A dynamic matrix potentiates mesenchymal stromal cell paracrine function via an effective mechanical dose

Abstract

The paracrine function of mesenchymal stromal cells (MSCs) contributes a lot to tissue development, and it is regulated by various physical factors. Moreover, the extracellular matrix (ECM) of MSCs is dynamic, and its remodeling is always occurring. In particular, stiffness changes are prevalent. Accordingly, ECM stiffness changes may affect the paracrine function of MSCs, which has not been investigated much. In this study, for the first time, alginate hydrogels with different stiffening times were used to assess the influence of dynamic ECM stiffness changes on the paracrine function of MSCs. It was found that a stiffer matrix (14.72 ± 1.44 kPa) under static conditions without any additional treatment could significantly potentiate the paracrine function of MSCs compared to a soft matrix (2.44 ± 0.23 kPa).
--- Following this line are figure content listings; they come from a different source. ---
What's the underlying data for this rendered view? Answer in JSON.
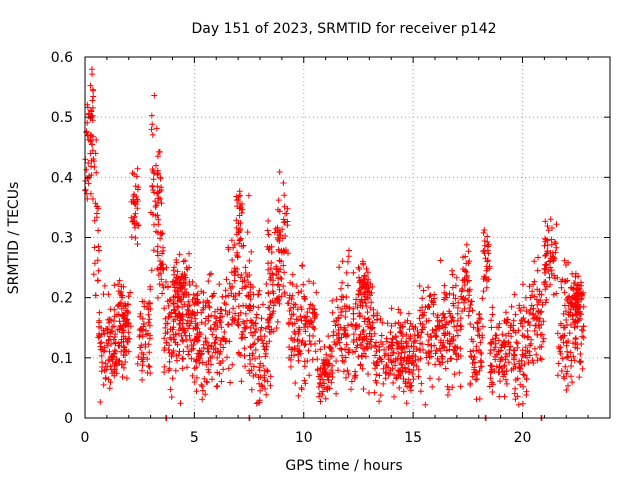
{
  "chart_data": {
    "type": "scatter",
    "title": "Day 151 of 2023, SRMTID for receiver p142",
    "xlabel": "GPS time / hours",
    "ylabel": "SRMTID / TECUs",
    "xlim": [
      0,
      24
    ],
    "ylim": [
      0,
      0.6
    ],
    "xticks": [
      0,
      5,
      10,
      15,
      20
    ],
    "xtick_labels": [
      "0",
      "5",
      "10",
      "15",
      "20"
    ],
    "yticks": [
      0,
      0.1,
      0.2,
      0.3,
      0.4,
      0.5,
      0.6
    ],
    "ytick_labels": [
      "0",
      "0.1",
      "0.2",
      "0.3",
      "0.4",
      "0.5",
      "0.6"
    ],
    "grid": true,
    "marker": "plus",
    "color": "#ff0000",
    "series": [
      {
        "name": "SRMTID",
        "clusters": [
          {
            "start": 0.0,
            "end": 0.4,
            "mean": 0.44,
            "spread": 0.045
          },
          {
            "start": 0.25,
            "end": 0.4,
            "mean": 0.53,
            "spread": 0.025
          },
          {
            "start": 0.4,
            "end": 0.65,
            "mean": 0.3,
            "spread": 0.07
          },
          {
            "start": 0.6,
            "end": 2.0,
            "mean": 0.125,
            "spread": 0.035
          },
          {
            "start": 1.5,
            "end": 2.1,
            "mean": 0.17,
            "spread": 0.025
          },
          {
            "start": 2.1,
            "end": 2.45,
            "mean": 0.35,
            "spread": 0.03
          },
          {
            "start": 2.4,
            "end": 3.0,
            "mean": 0.14,
            "spread": 0.04
          },
          {
            "start": 3.0,
            "end": 3.5,
            "mean": 0.4,
            "spread": 0.06
          },
          {
            "start": 3.3,
            "end": 3.6,
            "mean": 0.27,
            "spread": 0.05
          },
          {
            "start": 3.6,
            "end": 5.2,
            "mean": 0.15,
            "spread": 0.045
          },
          {
            "start": 4.0,
            "end": 4.8,
            "mean": 0.22,
            "spread": 0.025
          },
          {
            "start": 5.0,
            "end": 6.5,
            "mean": 0.14,
            "spread": 0.05
          },
          {
            "start": 6.5,
            "end": 7.6,
            "mean": 0.19,
            "spread": 0.06
          },
          {
            "start": 6.9,
            "end": 7.2,
            "mean": 0.33,
            "spread": 0.03
          },
          {
            "start": 7.5,
            "end": 8.5,
            "mean": 0.12,
            "spread": 0.05
          },
          {
            "start": 8.3,
            "end": 8.9,
            "mean": 0.23,
            "spread": 0.05
          },
          {
            "start": 8.8,
            "end": 9.3,
            "mean": 0.28,
            "spread": 0.06
          },
          {
            "start": 9.3,
            "end": 10.6,
            "mean": 0.15,
            "spread": 0.045
          },
          {
            "start": 10.6,
            "end": 11.3,
            "mean": 0.08,
            "spread": 0.03
          },
          {
            "start": 11.3,
            "end": 13.2,
            "mean": 0.15,
            "spread": 0.045
          },
          {
            "start": 12.5,
            "end": 13.0,
            "mean": 0.22,
            "spread": 0.02
          },
          {
            "start": 13.2,
            "end": 15.3,
            "mean": 0.11,
            "spread": 0.035
          },
          {
            "start": 15.3,
            "end": 17.2,
            "mean": 0.14,
            "spread": 0.045
          },
          {
            "start": 17.2,
            "end": 17.6,
            "mean": 0.22,
            "spread": 0.03
          },
          {
            "start": 17.6,
            "end": 18.2,
            "mean": 0.12,
            "spread": 0.04
          },
          {
            "start": 18.2,
            "end": 18.5,
            "mean": 0.26,
            "spread": 0.03
          },
          {
            "start": 18.5,
            "end": 19.5,
            "mean": 0.11,
            "spread": 0.035
          },
          {
            "start": 19.5,
            "end": 20.3,
            "mean": 0.12,
            "spread": 0.045
          },
          {
            "start": 20.3,
            "end": 21.0,
            "mean": 0.17,
            "spread": 0.045
          },
          {
            "start": 21.0,
            "end": 21.6,
            "mean": 0.26,
            "spread": 0.04
          },
          {
            "start": 21.6,
            "end": 22.8,
            "mean": 0.15,
            "spread": 0.045
          },
          {
            "start": 22.2,
            "end": 22.8,
            "mean": 0.2,
            "spread": 0.02
          }
        ],
        "zero_points_x": [
          3.7,
          7.5,
          18.3,
          20.85
        ]
      }
    ]
  }
}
Furthermore, this promotion was regulated by the activation of Yes-associated protein (YAP), which was caused by the polymerization of F-actin. Intriguingly, in a dynamic system, the MSC-encapsulating matrix that stiffened on the third day had stronger YAP activation than the Static-Stiff matrix. However, this activation was weakened when MSCs were cultured in a matrix that stiffened on the fifth day. The results show that an increase in ECM mechanical dosing levels would promote the paracrine function of MSCs. Moreover, an effective mechanical dose that can influence the paracrine function of MSCs indeed exists.